I had a talk “Data Mining Toolbox” in University of Cantabria, Santander, Spain organized by meetup group “Data Science Santander” on November 9th, 2017

It was my first public presentation on this topic where I accumulated some my experience in html data extraction and processing.

Code snippets used in presentation

For convenient access I put all code snippets below instead of creating new repo on github

Basic example with reddit

$('.thing.link').map((k, i) => {
   var i = $(i);
   return {
       title: i.find(".title a.title").text(),
       url: i.find(".title a.title").attr("href"),
       score: i.find(".score.unvoted").text(),
       subreddit: i.find(".subreddit").text()
   }
}).toArray()

And

window.open().document.write(JSON.stringify(a))
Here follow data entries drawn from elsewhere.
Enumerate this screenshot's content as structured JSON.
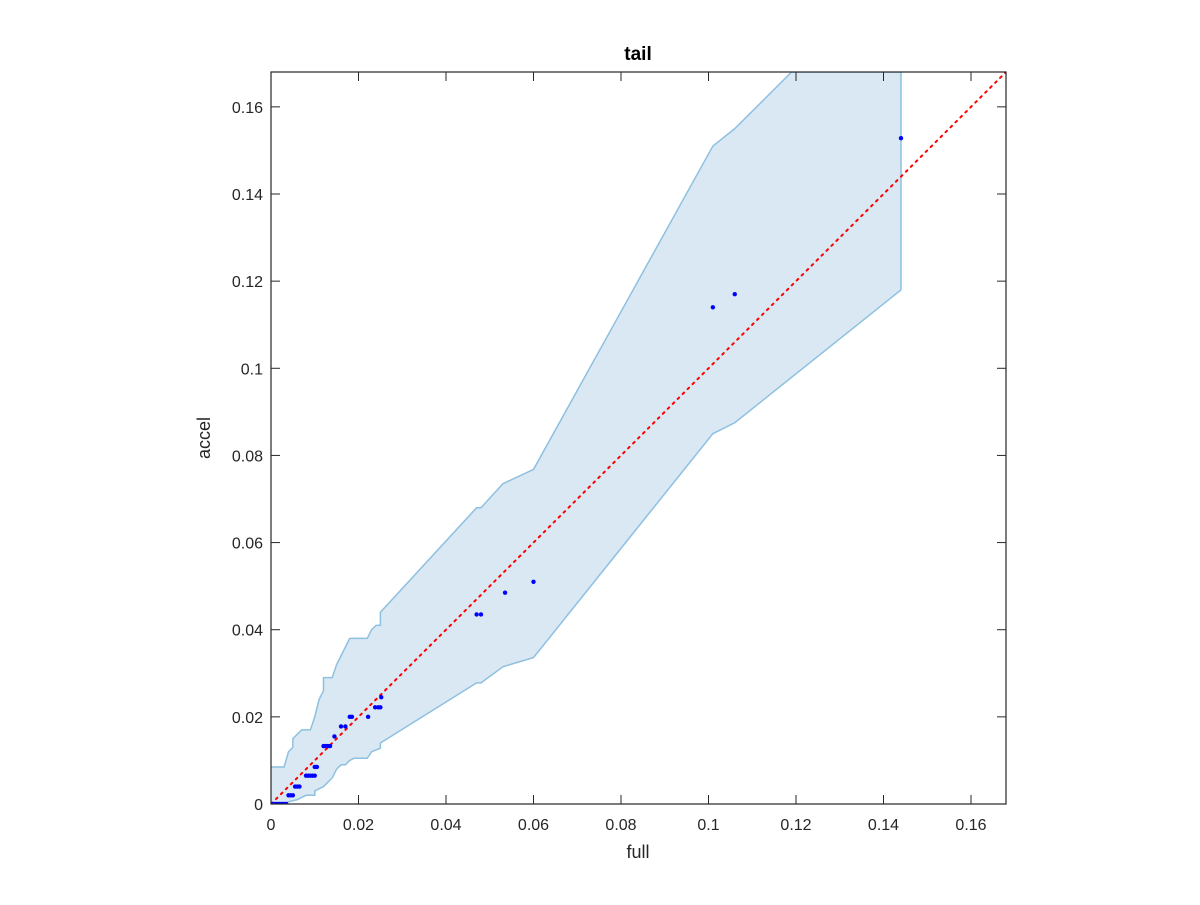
{
  "chart_data": {
    "type": "scatter",
    "title": "tail",
    "xlabel": "full",
    "ylabel": "accel",
    "xlim": [
      0,
      0.168
    ],
    "ylim": [
      0,
      0.168
    ],
    "xticks": [
      0,
      0.02,
      0.04,
      0.06,
      0.08,
      0.1,
      0.12,
      0.14,
      0.16
    ],
    "yticks": [
      0,
      0.02,
      0.04,
      0.06,
      0.08,
      0.1,
      0.12,
      0.14,
      0.16
    ],
    "xtick_labels": [
      "0",
      "0.02",
      "0.04",
      "0.06",
      "0.08",
      "0.1",
      "0.12",
      "0.14",
      "0.16"
    ],
    "ytick_labels": [
      "0",
      "0.02",
      "0.04",
      "0.06",
      "0.08",
      "0.1",
      "0.12",
      "0.14",
      "0.16"
    ],
    "grid": false,
    "series": [
      {
        "kind": "band",
        "color": "#dae8f4",
        "edge_color": "#8ec0e0",
        "upper": [
          [
            0,
            0.0085
          ],
          [
            0.003,
            0.0085
          ],
          [
            0.004,
            0.012
          ],
          [
            0.005,
            0.013
          ],
          [
            0.005,
            0.015
          ],
          [
            0.007,
            0.017
          ],
          [
            0.009,
            0.017
          ],
          [
            0.01,
            0.02
          ],
          [
            0.011,
            0.024
          ],
          [
            0.012,
            0.026
          ],
          [
            0.012,
            0.029
          ],
          [
            0.014,
            0.029
          ],
          [
            0.015,
            0.032
          ],
          [
            0.016,
            0.034
          ],
          [
            0.017,
            0.036
          ],
          [
            0.018,
            0.038
          ],
          [
            0.022,
            0.038
          ],
          [
            0.023,
            0.04
          ],
          [
            0.024,
            0.041
          ],
          [
            0.025,
            0.041
          ],
          [
            0.025,
            0.044
          ],
          [
            0.047,
            0.068
          ],
          [
            0.048,
            0.068
          ],
          [
            0.053,
            0.0735
          ],
          [
            0.06,
            0.0768
          ],
          [
            0.101,
            0.151
          ],
          [
            0.106,
            0.155
          ],
          [
            0.119,
            0.168
          ],
          [
            0.144,
            0.168
          ]
        ],
        "lower": [
          [
            0,
            0
          ],
          [
            0.003,
            0
          ],
          [
            0.004,
            0.0005
          ],
          [
            0.006,
            0.001
          ],
          [
            0.008,
            0.002
          ],
          [
            0.01,
            0.002
          ],
          [
            0.01,
            0.003
          ],
          [
            0.012,
            0.004
          ],
          [
            0.014,
            0.006
          ],
          [
            0.015,
            0.008
          ],
          [
            0.016,
            0.009
          ],
          [
            0.017,
            0.009
          ],
          [
            0.018,
            0.01
          ],
          [
            0.019,
            0.0105
          ],
          [
            0.022,
            0.0105
          ],
          [
            0.023,
            0.012
          ],
          [
            0.025,
            0.0128
          ],
          [
            0.025,
            0.014
          ],
          [
            0.047,
            0.0278
          ],
          [
            0.048,
            0.0278
          ],
          [
            0.053,
            0.0315
          ],
          [
            0.06,
            0.0336
          ],
          [
            0.101,
            0.085
          ],
          [
            0.106,
            0.0875
          ],
          [
            0.144,
            0.118
          ]
        ]
      },
      {
        "kind": "reference_line",
        "color": "#ff0000",
        "style": "dotted",
        "points": [
          [
            0,
            0
          ],
          [
            0.168,
            0.168
          ]
        ]
      },
      {
        "kind": "points",
        "color": "#0000ff",
        "points": [
          [
            0,
            0
          ],
          [
            0.0005,
            0
          ],
          [
            0.001,
            0
          ],
          [
            0.0015,
            0
          ],
          [
            0.002,
            0
          ],
          [
            0.0025,
            0
          ],
          [
            0.003,
            0
          ],
          [
            0.0035,
            0
          ],
          [
            0.004,
            0.002
          ],
          [
            0.0045,
            0.002
          ],
          [
            0.005,
            0.002
          ],
          [
            0.0055,
            0.004
          ],
          [
            0.006,
            0.004
          ],
          [
            0.0065,
            0.004
          ],
          [
            0.008,
            0.0065
          ],
          [
            0.0085,
            0.0065
          ],
          [
            0.009,
            0.0065
          ],
          [
            0.0095,
            0.0065
          ],
          [
            0.01,
            0.0065
          ],
          [
            0.01,
            0.0085
          ],
          [
            0.0105,
            0.0085
          ],
          [
            0.012,
            0.0133
          ],
          [
            0.0125,
            0.0133
          ],
          [
            0.013,
            0.0133
          ],
          [
            0.0135,
            0.0133
          ],
          [
            0.0145,
            0.0155
          ],
          [
            0.016,
            0.0178
          ],
          [
            0.017,
            0.0178
          ],
          [
            0.018,
            0.02
          ],
          [
            0.0185,
            0.02
          ],
          [
            0.0222,
            0.02
          ],
          [
            0.0238,
            0.0222
          ],
          [
            0.0245,
            0.0222
          ],
          [
            0.025,
            0.0222
          ],
          [
            0.0252,
            0.0245
          ],
          [
            0.047,
            0.0435
          ],
          [
            0.048,
            0.0435
          ],
          [
            0.0535,
            0.0485
          ],
          [
            0.06,
            0.051
          ],
          [
            0.101,
            0.114
          ],
          [
            0.106,
            0.117
          ],
          [
            0.144,
            0.1528
          ]
        ]
      }
    ]
  }
}
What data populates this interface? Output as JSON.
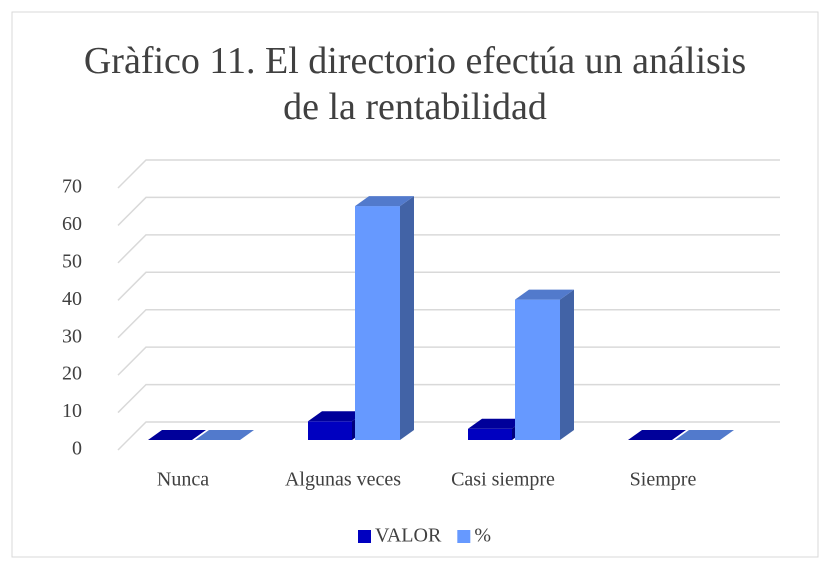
{
  "chart_data": {
    "type": "bar3d",
    "title": "Gràfico 11. El directorio efectúa un análisis de la rentabilidad",
    "categories": [
      "Nunca",
      "Algunas veces",
      "Casi siempre",
      "Siempre"
    ],
    "series": [
      {
        "name": "VALOR",
        "color": "#0000c0",
        "values": [
          0,
          5,
          3,
          0
        ]
      },
      {
        "name": "%",
        "color": "#6699ff",
        "values": [
          0,
          62.5,
          37.5,
          0
        ]
      }
    ],
    "ylim": [
      0,
      70
    ],
    "yticks": [
      0,
      10,
      20,
      30,
      40,
      50,
      60,
      70
    ],
    "grid": true,
    "legend": "bottom"
  }
}
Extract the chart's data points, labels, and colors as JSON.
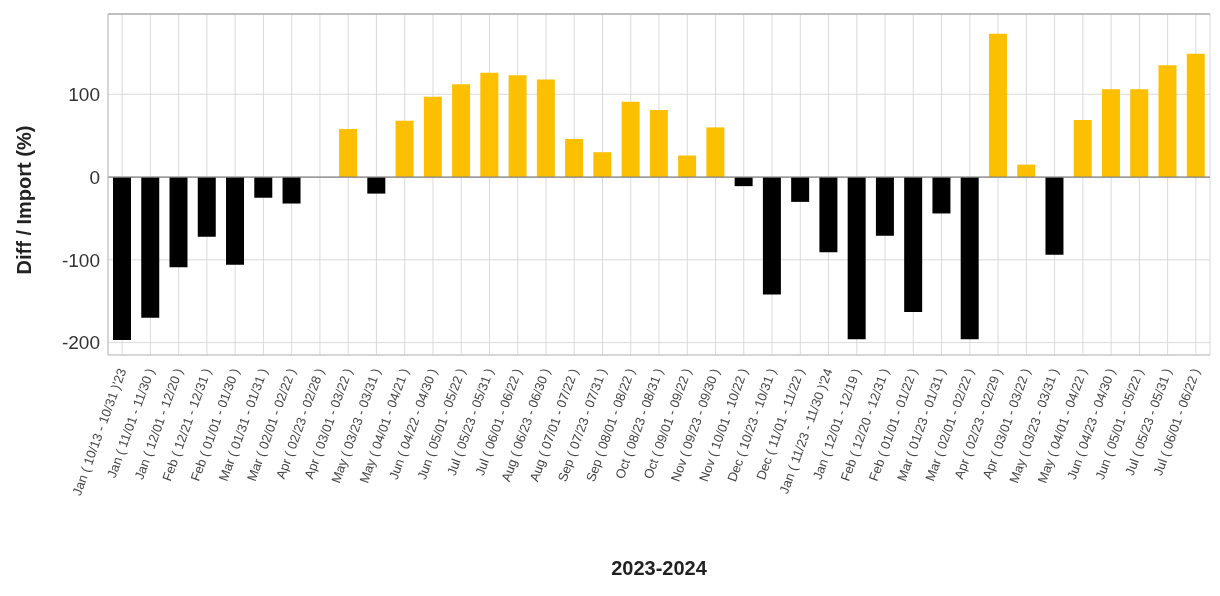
{
  "chart_data": {
    "type": "bar",
    "xlabel": "2023-2024",
    "ylabel": "Diff / Import (%)",
    "categories": [
      "Jan ( 10/13 - 10/31 )'23",
      "Jan ( 11/01 - 11/30 )",
      "Jan ( 12/01 - 12/20 )",
      "Feb ( 12/21 - 12/31 )",
      "Feb ( 01/01 - 01/30 )",
      "Mar ( 01/31 - 01/31 )",
      "Mar ( 02/01 - 02/22 )",
      "Apr ( 02/23 - 02/28 )",
      "Apr ( 03/01 - 03/22 )",
      "May ( 03/23 - 03/31 )",
      "May ( 04/01 - 04/21 )",
      "Jun ( 04/22 - 04/30 )",
      "Jun ( 05/01 - 05/22 )",
      "Jul ( 05/23 - 05/31 )",
      "Jul ( 06/01 - 06/22 )",
      "Aug ( 06/23 - 06/30 )",
      "Aug ( 07/01 - 07/22 )",
      "Sep ( 07/23 - 07/31 )",
      "Sep ( 08/01 - 08/22 )",
      "Oct ( 08/23 - 08/31 )",
      "Oct ( 09/01 - 09/22 )",
      "Nov ( 09/23 - 09/30 )",
      "Nov ( 10/01 - 10/22 )",
      "Dec ( 10/23 - 10/31 )",
      "Dec ( 11/01 - 11/22 )",
      "Jan ( 11/23 - 11/30 )'24",
      "Jan ( 12/01 - 12/19 )",
      "Feb ( 12/20 - 12/31 )",
      "Feb ( 01/01 - 01/22 )",
      "Mar ( 01/23 - 01/31 )",
      "Mar ( 02/01 - 02/22 )",
      "Apr ( 02/23 - 02/29 )",
      "Apr ( 03/01 - 03/22 )",
      "May ( 03/23 - 03/31 )",
      "May ( 04/01 - 04/22 )",
      "Jun ( 04/23 - 04/30 )",
      "Jun ( 05/01 - 05/22 )",
      "Jul ( 05/23 - 05/31 )",
      "Jul ( 06/01 - 06/22 )"
    ],
    "values": [
      -197,
      -170,
      -109,
      -72,
      -106,
      -25,
      -32,
      null,
      58,
      -20,
      68,
      97,
      112,
      126,
      123,
      118,
      46,
      30,
      91,
      81,
      26,
      60,
      -11,
      -142,
      -30,
      -91,
      -196,
      -71,
      -163,
      -44,
      -196,
      173,
      15,
      -94,
      69,
      106,
      106,
      135,
      149
    ],
    "colors": [
      "#000000",
      "#000000",
      "#000000",
      "#000000",
      "#000000",
      "#000000",
      "#000000",
      "#000000",
      "#fdc000",
      "#000000",
      "#fdc000",
      "#fdc000",
      "#fdc000",
      "#fdc000",
      "#fdc000",
      "#fdc000",
      "#fdc000",
      "#fdc000",
      "#fdc000",
      "#fdc000",
      "#fdc000",
      "#fdc000",
      "#000000",
      "#000000",
      "#000000",
      "#000000",
      "#000000",
      "#000000",
      "#000000",
      "#000000",
      "#000000",
      "#fdc000",
      "#fdc000",
      "#000000",
      "#fdc000",
      "#fdc000",
      "#fdc000",
      "#fdc000",
      "#fdc000"
    ],
    "ylim": [
      -215,
      197
    ],
    "yticks": [
      -200,
      -100,
      0,
      100
    ],
    "grid": true,
    "ref_lines": [
      {
        "axis": "y",
        "value": 0,
        "color": "#808080"
      }
    ]
  }
}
To create new browser window and put there json representation of the javascript array

Pagination in reddit

As it was shown it is possible to parse not only currently loaded page in the browser but get number of the pages

function _page(n, afterId) {
   $.get("https://www.reddit.com/?count=10&after=" + afterId, data => {
       var result = $(data).find('.thing.link').map((k, i) => {
           var i = $(i);
           return {
               id: i.attr('data-fullname'),
               title: i.find("p.title a.title").text(),
               url: i.find("p.title a.title").attr("href"),
               score: i.find(".score.unvoted").text(),
               subreddit: i.find(".subreddit").text()
           }
       }).toArray()
       console.log("page", n, "=>", result)
       a.push(result);
       if (n <= 0) return;
       _page(n - 1, result[result.length-1].id)
   })
}

Code snippet from real project

Code snippet bellow potentially can get extract from the StackOverflow job page including tags and optional salary

    fun fetchRecentPage(): List<StackOverflowJob> {
        val jobs = jsoupGetDocument(url).select(".jobs .listResults > div[data-jobid]")
        return jobs.map {
            val job = StackOverflowJob(
                wipeoutHtml(it.attr("data-jobid").trim()),
                normalizeUrl(wipeoutHtml(it.select(".-title a.job-link").attr("href").trim())),
                it.select(".-title h2").first()?.text()!!,
                it.select("p.description").text()
            )
            job.location = it.select("li.location")?.text()?.trim()
            job.tags = it.select(".tags a").orEmpty().mapNotNull {
                it.text()?.trim()?.let { wipeoutHtml(it) }
            }
            job.company = it.select("li.employer").first()?.text()?.trim()
            job.salary = it.select(".salary").first()?.text()?.trim()
            job
        }
    }

In this example kotlin and jsoup are used